Une Flandre identitaire, sécularisante et polarisante


Johan Leman, 10 mai 2022

Une lecture anthropologique de certains des résultats de « De Stemming » (2022), tels qu’on les trouve dans les médias.

En anthropologie, il existe deux critères principaux pour décrire la conscience de soi ethnique et pour concrétiser la cohésion sociale sur une base ethnique : la langue et/ou la religion/philosophie de vie. Dans la plupart des communautés, les deux critères sont présents de manière équilibrée, parallèlement à d’autres critères. En Flandre, le néerlandais (c’est-à-dire la langue) apparaît dans 81% des réponses comme le critère requis pour l’appartenance à la Flandre, tandis que le fait d’être chrétien n’apparaît que dans 15% des réponses. Cela indique une communauté fortement identitaire sur un fond séculaire. Ce n’est donc pas une coïncidence si les partis politiques qui répondent à ces critères ont un public fidèle.

Il est vrai qu’on peut se concentrer sur l’identité linguistique – les Américains le font aussi – mais cela ne signifie pas nécessairement que quelqu’un doit être né dans votre pays. Ce qui est remarquable pour la Flandre, c’est que 55% d’entre les Flamands partent néanmoins du principe qu’il faut aussi être né « dans notre pays »  pour en faire partie. Pour ces personnes, la Flandre est une communauté à laquelle on appartient d’abord en parlant la langue (ce qui n’est pas une caractéristique innée), mais de façon complémentaire (pour 55%) également en ayant une qualité innée : être né en Belgique. Les mêmes personnes disent probablement qu’il faut avoir des parents et des grands-parents “qui viennent de notre pays” (37%). Si 55% pensent dans une certaine direction, cela signifie que peut-être 45% ne le voient pas de cette façon, ou peut-être même le voient-ils complètement différemment. Cela indique souvent une polarisation autour d’un tel point.
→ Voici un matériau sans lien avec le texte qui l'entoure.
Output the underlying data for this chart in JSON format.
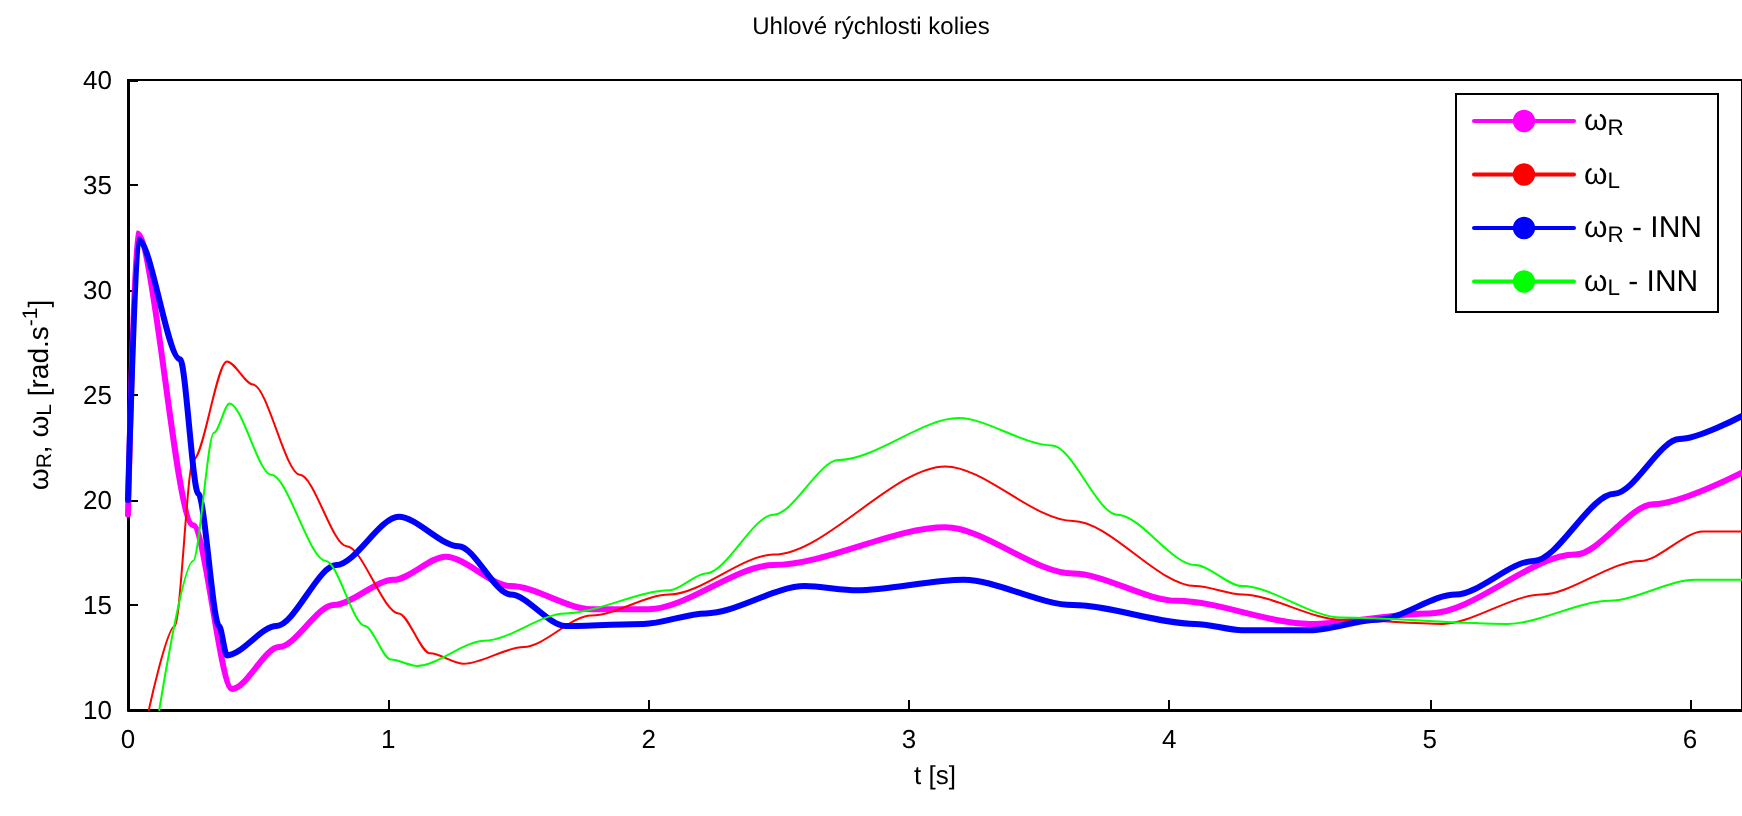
{
  "chart_data": {
    "type": "line",
    "title": "Uhlové rýchlosti kolies",
    "xlabel": "t [s]",
    "ylabel": "ω$_{R}$, ω$_{L}$ [rad.s$^{-1}$]",
    "xlim": [
      0,
      6.2
    ],
    "xticks": [
      0,
      1,
      2,
      3,
      4,
      5,
      6
    ],
    "ylim": [
      10,
      40
    ],
    "yticks": [
      10,
      15,
      20,
      25,
      30,
      35,
      40
    ],
    "grid": false,
    "legend": "top right",
    "marker": "none",
    "line_style": "solid",
    "series": [
      {
        "name": "ω$_{R}$",
        "color": "#ff00ff",
        "x": [
          0,
          0.035,
          0.25,
          0.4,
          0.58,
          0.79,
          1.02,
          1.22,
          1.47,
          1.78,
          2.0,
          2.48,
          3.14,
          3.63,
          4.03,
          4.54,
          5.0,
          5.56,
          5.86,
          6.2
        ],
        "values": [
          19.3,
          32.7,
          18.8,
          11,
          13,
          15,
          16.2,
          17.3,
          15.9,
          14.8,
          14.8,
          16.9,
          18.7,
          16.5,
          15.2,
          14.1,
          14.6,
          17.4,
          19.8,
          21.3
        ]
      },
      {
        "name": "ω$_{L}$",
        "color": "#ff0000",
        "x": [
          0.08,
          0.18,
          0.25,
          0.38,
          0.48,
          0.66,
          0.84,
          1.04,
          1.16,
          1.29,
          1.52,
          1.78,
          2.08,
          2.48,
          3.14,
          3.63,
          4.1,
          4.28,
          4.66,
          5.05,
          5.43,
          5.81,
          6.05,
          6.2
        ],
        "values": [
          10,
          14,
          21.9,
          26.6,
          25.5,
          21.2,
          17.8,
          14.6,
          12.7,
          12.2,
          13,
          14.5,
          15.5,
          17.4,
          21.6,
          19,
          15.9,
          15.5,
          14.3,
          14.1,
          15.5,
          17.1,
          18.5,
          18.5
        ]
      },
      {
        "name": "ω$_{R}$ - INN",
        "color": "#0000ff",
        "x": [
          0,
          0.04,
          0.2,
          0.27,
          0.35,
          0.38,
          0.57,
          0.8,
          1.04,
          1.27,
          1.47,
          1.68,
          1.98,
          2.22,
          2.6,
          2.8,
          3.21,
          3.63,
          4.1,
          4.28,
          4.54,
          4.8,
          5.1,
          5.4,
          5.71,
          5.96,
          6.2
        ],
        "values": [
          20,
          32.4,
          26.7,
          20.3,
          14,
          12.6,
          14,
          16.9,
          19.2,
          17.8,
          15.5,
          14,
          14.1,
          14.6,
          15.9,
          15.7,
          16.2,
          15,
          14.1,
          13.8,
          13.8,
          14.3,
          15.5,
          17.1,
          20.3,
          22.9,
          24.0
        ]
      },
      {
        "name": "ω$_{L}$ - INN",
        "color": "#00ff00",
        "x": [
          0.12,
          0.25,
          0.33,
          0.39,
          0.55,
          0.76,
          0.91,
          1.01,
          1.11,
          1.37,
          1.68,
          2.08,
          2.22,
          2.48,
          2.73,
          3.19,
          3.55,
          3.8,
          4.1,
          4.28,
          4.66,
          5.3,
          5.69,
          6.02,
          6.2
        ],
        "values": [
          10,
          17.1,
          23.2,
          24.6,
          21.2,
          17.1,
          14,
          12.4,
          12.1,
          13.3,
          14.6,
          15.7,
          16.5,
          19.3,
          21.9,
          23.9,
          22.6,
          19.3,
          16.9,
          15.9,
          14.4,
          14.1,
          15.2,
          16.2,
          16.2
        ]
      }
    ]
  }
}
Je trouve les autres caractéristiques de l’enquête, d’un point de vue anthropologique, moins parlantes. Que 80% d’entre les répondants pensent qu’il faut respecter les institutions politiques et les lois d’un pays, et que 72% pensent qu’il faut avoir nos coutumes et notre culture, on peut le prévoir. Le fait qu’une majorité de personnes pense que les foulards ou les produits halal ne sont pas une chose agréable, on peut également le prédire – par dérivation (- d’autres, une minorité, trouveront ce point de vue de leur côté une étroitesse d’esprit). Encore une fois, cela n’est pas surprenant. Cela aussi indique une polarisation. Et ça marche dans les deux sens. Ceux qui profitent, des deux côtés, de cette polarisation (les radicaux flamands et les islamistes) continueront à marteler ces points.

Solde final. C’est une situation politiquement très difficile pour les personnes qui veulent mener une politique dialogale et non polarisante. Ceux qui parviennent à polariser ont de bonnes chances de gagner. D’autres commencent la compétition avec un désavantage. Ce n’est pas impossible, mais plus difficile pour eux. Ils doivent vraiment être capables de mettre à l’ordre du jour un thème qui dépasse les autres. Ainsi, pour contrer la polarisation et sauver une cohésion sociale plurielle, la société civile a un rôle très important à jouer. La société civile est le seul espace où un tel dialogue peut se développer avec succès sur le long terme. L’alternative est d’attendre l’implosion de la pensée actuellement dominante. Mais cela pourrait prendre beaucoup de temps.